Dimension stone attachments
The test standards and specifications most commonly used to evaluate dimension stone in the United States are published by ASTM International. Cladding elements should be evaluated further with statistical methods and attachments and designed using sound engineering principles. Metal anchors in direct contact with limestone should consist of American Iron and Steel Institute (AISI) Type 304 or 316 stainless steel. Other noncorrosive anchors, such as copper or bronze, are also acceptable. Due to the potential for chemical attack and degradation of the material itself, anchors in direct contact with limestone should not be fabricated with aluminum unless the latter is protected with a corrosion-inhibiting coating. Mill finish or anodized aluminum can be used with granite.
The anchor type varies, depending on the application, but generally consists of wires, dowels, or straps set into holes, kerfs, or other sinkages. The hole, kerf, or sinkage will routinely be oversized to accommodate installation and construction tolerances, and accommodate in-service behavior and/or incidental cladding movement. The ancillary space between the anchor itself and the hole or slot in which it is embedded should be filled with compatible material to prevent moisture accumulation within the void space.
ASTM C1242, Standard Guide for Slection, Design, and Installation of Dimension Stone Attachment Systems, recognizes the use of epoxy-filled holes for liner blocks, or in the case of precast concrete backup, as an adhesive bond for primary anchorage between the stone and stainless steel dowel. However, some epoxy adhesives may be unsuitable for limestone attachments or specific applications (Consult the 22nd edition of the Indiana Limestone Handbook by the Limestone Institute of America, Inc.).
Considering the rapid set and connection strength of epoxy-set anchors, there has been an increasing prevalence to anchor dimension stone panels on exterior façades where the anchor void is filled with epoxy. Based on available data, the coefficient of thermal expansion of epoxies used in construction can be between 10 and 30 times higher than the coefficient of thermal expansion for limestone. Considering the potential for development of cracks or spalls resulting from the inherent material property differences, the use of epoxy to fill anchor voids in limestone attachments should be carefully evaluated prior to specifying its use as part of an attachment system. The following case studies present circumstances in which the variables in epoxy-set attachments were likely not considered prior to installation.
Plans for reconstruction of an aging urban roadway called for the removal and replacement of a limestone balustrade that separated street-level pedestrian sidewalks from a river-level promenade below. The balustrades were built with a combination of traditional elements including bottom and top rails, intermediate piers, and balusters, all constructed of Indiana limestone (Figure 1). The balustrade was built over a period of approximately nine months, between June 2002 and February 2003. Vertical cracks were observed in the balusters within a few months after project completion.

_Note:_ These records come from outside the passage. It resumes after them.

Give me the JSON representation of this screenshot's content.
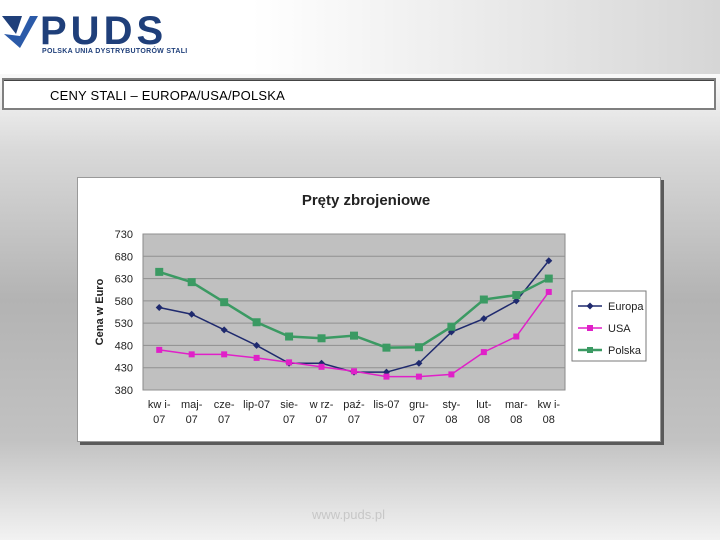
{
  "header": {
    "logo_text": "PUDS",
    "logo_subtitle": "POLSKA UNIA DYSTRYBUTORÓW STALI"
  },
  "slide": {
    "title": "CENY STALI – EUROPA/USA/POLSKA",
    "footer": "www.puds.pl"
  },
  "colors": {
    "brand": "#1f3f7a",
    "plot_bg": "#c0c0c0",
    "europa": "#1f2a6e",
    "usa": "#e020c8",
    "polska": "#3b9a63"
  },
  "chart_data": {
    "type": "line",
    "title": "Pręty zbrojeniowe",
    "ylabel": "Cena w Euro",
    "xlabel": "",
    "ylim": [
      380,
      730
    ],
    "yticks": [
      730,
      680,
      630,
      580,
      530,
      480,
      430,
      380
    ],
    "grid": true,
    "legend_position": "right",
    "categories": [
      [
        "kw i-",
        "07"
      ],
      [
        "maj-",
        "07"
      ],
      [
        "cze-",
        "07"
      ],
      [
        "lip-07",
        ""
      ],
      [
        "sie-",
        "07"
      ],
      [
        "w rz-",
        "07"
      ],
      [
        "paź-",
        "07"
      ],
      [
        "lis-07",
        ""
      ],
      [
        "gru-",
        "07"
      ],
      [
        "sty-",
        "08"
      ],
      [
        "lut-",
        "08"
      ],
      [
        "mar-",
        "08"
      ],
      [
        "kw i-",
        "08"
      ]
    ],
    "series": [
      {
        "name": "Europa",
        "color": "#1f2a6e",
        "marker": "diamond",
        "values": [
          565,
          550,
          515,
          480,
          440,
          440,
          420,
          420,
          440,
          510,
          540,
          580,
          670
        ]
      },
      {
        "name": "USA",
        "color": "#e020c8",
        "marker": "square",
        "values": [
          470,
          460,
          460,
          452,
          442,
          432,
          422,
          410,
          410,
          415,
          465,
          500,
          600
        ]
      },
      {
        "name": "Polska",
        "color": "#3b9a63",
        "marker": "square",
        "values": [
          645,
          622,
          577,
          532,
          500,
          496,
          502,
          475,
          476,
          522,
          583,
          593,
          630
        ]
      }
    ]
  }
}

Each baluster has an hourglass profile—plan dimensions at the top and bottom are approximately 200 mm (8 in.) square and each unit is 0.6 m (2 ft) tall. The widest point near the mid-height of the unit is 200 mm and the narrowest point is 90 mm (3 ½ in.). Each baluster was fabricated with a 40-mm (1 ½-in.) continuous vertical hole to accommodate a 20-mm (3/4-in.) diameter stainless steel threaded rod that, in turn, is anchored into the supporting concrete structure. The annular space between the threaded rod and baluster hole was reportedly filled with an epoxy grout. A washer and bolt on top of the baluster secured it in place.
Close-up examination of distress (Figure 2) revealed the cracks are wide (between ½ and 0.9 mm [20 and 35 mils]) near the base (Figure 3) and middle of each baluster and range between 0.18 and 0.9 mm (7 and 20 mils) near the top. The bolts on top of the baluster were found to be only hand tightened, and therefore, likely induced very little stress while tightening the bolts and provided minimal restraint in service.
Destructive removal of representative balusters revealed at least two different types of materials were used to fill the annular space between the inner walls of the hole and the threaded rod. Testing of an epoxy and epoxy grout that were reportedly used to set the balusters show the coefficient of thermal expansion vary between 6.67E-05 (epoxy) and 2.88E-05 (epoxy grout) (Refer to ASTM C531, Standard Test Method for Linear Shrinkage and Coefficient of Thermal Expansion of Chemical-Resistant Mortars, Grouts, Monolithic Surfacings, and Polymer Concretes).